Trevors sopesó mis comentarios en silencio, y yo me pregunté si estaría rebajándome demasiado ante él; pero había preparado esas frases mientras iba andando hacia Bloomsbury para asegurarme el puesto y las creía lo bastante humildes para satisfacer a un posible jefe. No me importaba si sonaban serviles. Necesitaba trabajar.

– Muy bien, señor Yáchmenev -dijo Trevors al fin, asintiendo-. Creo que vamos a arriesgarnos con usted. Un período de prueba para empezar, de unas seis semanas, digamos, y si después de ese tiempo estamos contentos el uno con el otro, tendremos otra charla y veremos si el puesto puede ser permanente. ¿Qué le parece?

– Le estoy muy agradecido, señor -contesté, sonriendo y tendiéndole la mano en un gesto de aprecio y amistad.

Él titubeó unos instantes, como si estuviera tomándome una libertad excesiva, antes de guiarme hacia un segundo despacho donde anotaron mis datos y se detallaron mis nuevas responsabilidades.

Seguí como empleado de la biblioteca del Museo Británico el resto de mi vida laboral, y una vez jubilado continué acudiendo de visita casi todos los días, para pasarme horas en las mesas que antes despejaba, leyendo e investigando, educándome. Allí me sentía a salvo. En ningún sitio del mundo me he sentido tan seguro como entre esas paredes. Toda la vida he esperado que me descubrieran, que nos descubrieran a los dos, pero por lo visto nos hemos librado. Sólo Dios nos separará ahora.

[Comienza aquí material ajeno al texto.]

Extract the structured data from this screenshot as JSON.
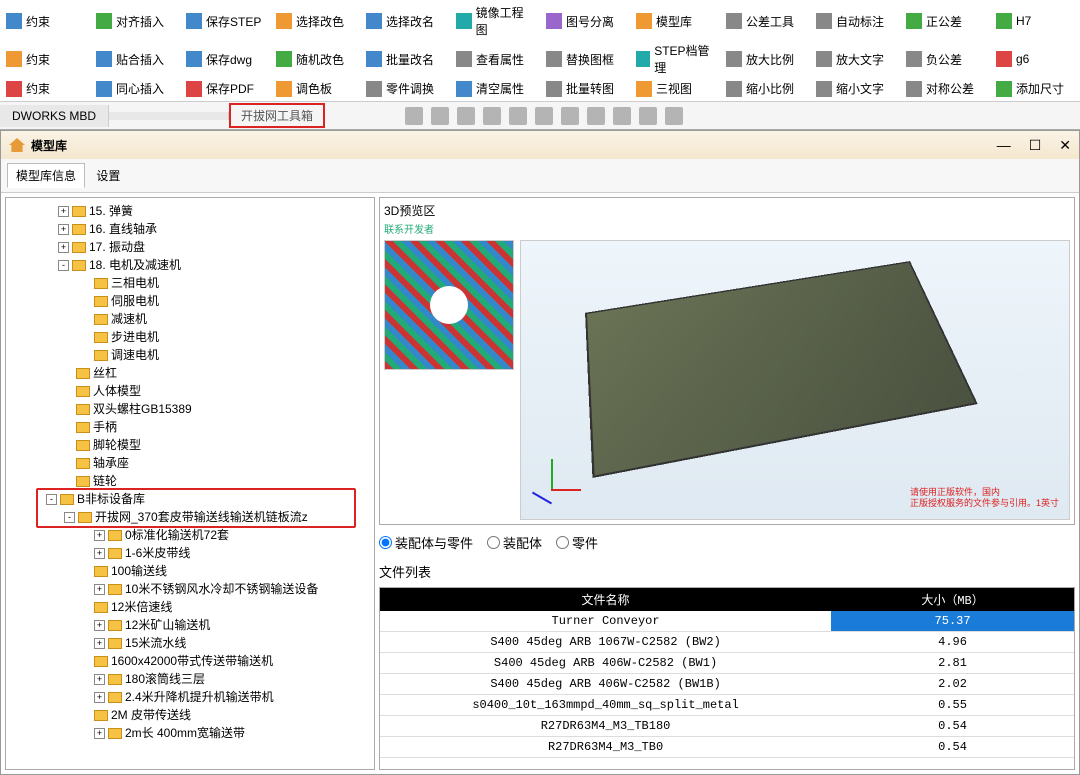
{
  "ribbon": {
    "rows": [
      [
        {
          "label": "约束",
          "icon": "ic-blue"
        },
        {
          "label": "对齐插入",
          "icon": "ic-green"
        },
        {
          "label": "保存STEP",
          "icon": "ic-blue"
        },
        {
          "label": "选择改色",
          "icon": "ic-orange"
        },
        {
          "label": "选择改名",
          "icon": "ic-blue"
        },
        {
          "label": "镜像工程图",
          "icon": "ic-teal"
        },
        {
          "label": "图号分离",
          "icon": "ic-purple"
        },
        {
          "label": "模型库",
          "icon": "ic-orange"
        },
        {
          "label": "公差工具",
          "icon": "ic-gray"
        },
        {
          "label": "自动标注",
          "icon": "ic-gray"
        },
        {
          "label": "正公差",
          "icon": "ic-green"
        },
        {
          "label": "H7",
          "icon": "ic-green"
        }
      ],
      [
        {
          "label": "约束",
          "icon": "ic-orange"
        },
        {
          "label": "贴合插入",
          "icon": "ic-blue"
        },
        {
          "label": "保存dwg",
          "icon": "ic-blue"
        },
        {
          "label": "随机改色",
          "icon": "ic-green"
        },
        {
          "label": "批量改名",
          "icon": "ic-blue"
        },
        {
          "label": "查看属性",
          "icon": "ic-gray"
        },
        {
          "label": "替换图框",
          "icon": "ic-gray"
        },
        {
          "label": "STEP档管理",
          "icon": "ic-teal"
        },
        {
          "label": "放大比例",
          "icon": "ic-gray"
        },
        {
          "label": "放大文字",
          "icon": "ic-gray"
        },
        {
          "label": "负公差",
          "icon": "ic-gray"
        },
        {
          "label": "g6",
          "icon": "ic-red"
        }
      ],
      [
        {
          "label": "约束",
          "icon": "ic-red"
        },
        {
          "label": "同心插入",
          "icon": "ic-blue"
        },
        {
          "label": "保存PDF",
          "icon": "ic-red"
        },
        {
          "label": "调色板",
          "icon": "ic-orange"
        },
        {
          "label": "零件调换",
          "icon": "ic-gray"
        },
        {
          "label": "清空属性",
          "icon": "ic-blue"
        },
        {
          "label": "批量转图",
          "icon": "ic-gray"
        },
        {
          "label": "三视图",
          "icon": "ic-orange"
        },
        {
          "label": "缩小比例",
          "icon": "ic-gray"
        },
        {
          "label": "缩小文字",
          "icon": "ic-gray"
        },
        {
          "label": "对称公差",
          "icon": "ic-gray"
        },
        {
          "label": "添加尺寸",
          "icon": "ic-green"
        }
      ]
    ]
  },
  "tabs": {
    "t1": "DWORKS MBD",
    "t2": "",
    "t3": "开拔网工具箱"
  },
  "window": {
    "title": "模型库",
    "subtabs": {
      "a": "模型库信息",
      "b": "设置"
    },
    "preview_title": "3D预览区",
    "preview_sub": "联系开发者",
    "axis": {
      "x": "X",
      "y": "Y",
      "z": "Z"
    },
    "preview_note_l1": "请使用正版软件，国内",
    "preview_note_l2": "正版授权服务的文件参与引用。1英寸",
    "radios": {
      "r1": "装配体与零件",
      "r2": "装配体",
      "r3": "零件"
    },
    "filelist": "文件列表",
    "table": {
      "h1": "文件名称",
      "h2": "大小（MB）",
      "rows": [
        {
          "name": "Turner Conveyor",
          "size": "75.37",
          "sel": true
        },
        {
          "name": "S400 45deg ARB 1067W-C2582 (BW2)",
          "size": "4.96"
        },
        {
          "name": "S400 45deg ARB 406W-C2582 (BW1)",
          "size": "2.81"
        },
        {
          "name": "S400 45deg ARB 406W-C2582 (BW1B)",
          "size": "2.02"
        },
        {
          "name": "s0400_10t_163mmpd_40mm_sq_split_metal",
          "size": "0.55"
        },
        {
          "name": "R27DR63M4_M3_TB180",
          "size": "0.54"
        },
        {
          "name": "R27DR63M4_M3_TB0",
          "size": "0.54"
        }
      ]
    }
  },
  "tree": {
    "a": [
      {
        "t": "15. 弹簧",
        "ex": "+",
        "lv": "ind1"
      },
      {
        "t": "16. 直线轴承",
        "ex": "+",
        "lv": "ind1"
      },
      {
        "t": "17. 振动盘",
        "ex": "+",
        "lv": "ind1"
      },
      {
        "t": "18. 电机及减速机",
        "ex": "-",
        "lv": "ind1"
      },
      {
        "t": "三相电机",
        "lv": "ind3"
      },
      {
        "t": "伺服电机",
        "lv": "ind3"
      },
      {
        "t": "减速机",
        "lv": "ind3"
      },
      {
        "t": "步进电机",
        "lv": "ind3"
      },
      {
        "t": "调速电机",
        "lv": "ind3"
      },
      {
        "t": "丝杠",
        "lv": "ind2"
      },
      {
        "t": "人体模型",
        "lv": "ind2"
      },
      {
        "t": "双头螺柱GB15389",
        "lv": "ind2"
      },
      {
        "t": "手柄",
        "lv": "ind2"
      },
      {
        "t": "脚轮模型",
        "lv": "ind2"
      },
      {
        "t": "轴承座",
        "lv": "ind2"
      },
      {
        "t": "链轮",
        "lv": "ind2"
      }
    ],
    "root": {
      "t": "B非标设备库",
      "ex": "-"
    },
    "hl": {
      "t": "开拔网_370套皮带输送线输送机链板流z",
      "ex": "-"
    },
    "b": [
      {
        "t": "0标准化输送机72套",
        "ex": "+",
        "lv": "ind3"
      },
      {
        "t": "1-6米皮带线",
        "ex": "+",
        "lv": "ind3"
      },
      {
        "t": "100输送线",
        "lv": "ind3"
      },
      {
        "t": "10米不锈钢风水冷却不锈钢输送设备",
        "ex": "+",
        "lv": "ind3"
      },
      {
        "t": "12米倍速线",
        "lv": "ind3"
      },
      {
        "t": "12米矿山输送机",
        "ex": "+",
        "lv": "ind3"
      },
      {
        "t": "15米流水线",
        "ex": "+",
        "lv": "ind3"
      },
      {
        "t": "1600x42000带式传送带输送机",
        "lv": "ind3"
      },
      {
        "t": "180滚筒线三层",
        "ex": "+",
        "lv": "ind3"
      },
      {
        "t": "2.4米升降机提升机输送带机",
        "ex": "+",
        "lv": "ind3"
      },
      {
        "t": "2M 皮带传送线",
        "lv": "ind3"
      },
      {
        "t": "2m长 400mm宽输送带",
        "ex": "+",
        "lv": "ind3"
      }
    ]
  }
}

Es cierto que nunca he sido lo que se dice un hombre moderno. Mi vida con Zoya, nuestro largo matrimonio, era de los tradicionales. Aunque ambos trabajábamos y volvíamos a casa a horas similares de la tarde, era ella quien preparaba la comida y se ocupaba de tareas domésticas como lavar la ropa y limpiar. Jamás se contempló siquiera la idea de que yo pudiese ayudarla. Mientras ella cocinaba, yo me sentaba junto al fuego y leía. Me gustaban las novelas largas, las epopeyas históricas, y tenía poco tiempo para la ficción contemporánea. Probé con Lawrence cuando me pareció audaz hacerlo, pero me tropecé con el dialecto, con la entrecortada forma de hablar de Walter Morel y Mellors. Me resultaba más atractivo Foster, esas concienzudas y bienintencionadas hermanas Schlegel, el librepensador Emerson, la indómita Lilia Herriton. A veces me veía inducido a recitar un pasaje especialmente conmovedor, y Zoya dejaba el humeante asado o las costillas de cerdo para llevarse el dorso de la mano a la frente, agotada, y decir: «¿Qué, Georgi? ¿Qué has dicho?», como si casi hubiese olvidado que yo me hallaba en la habitación. Me parece mal no haber desempeñado un papel mayor en la marcha de la casa, pero así funcionaba la vida familiar en aquellos tiempos. Aun así, lo lamento.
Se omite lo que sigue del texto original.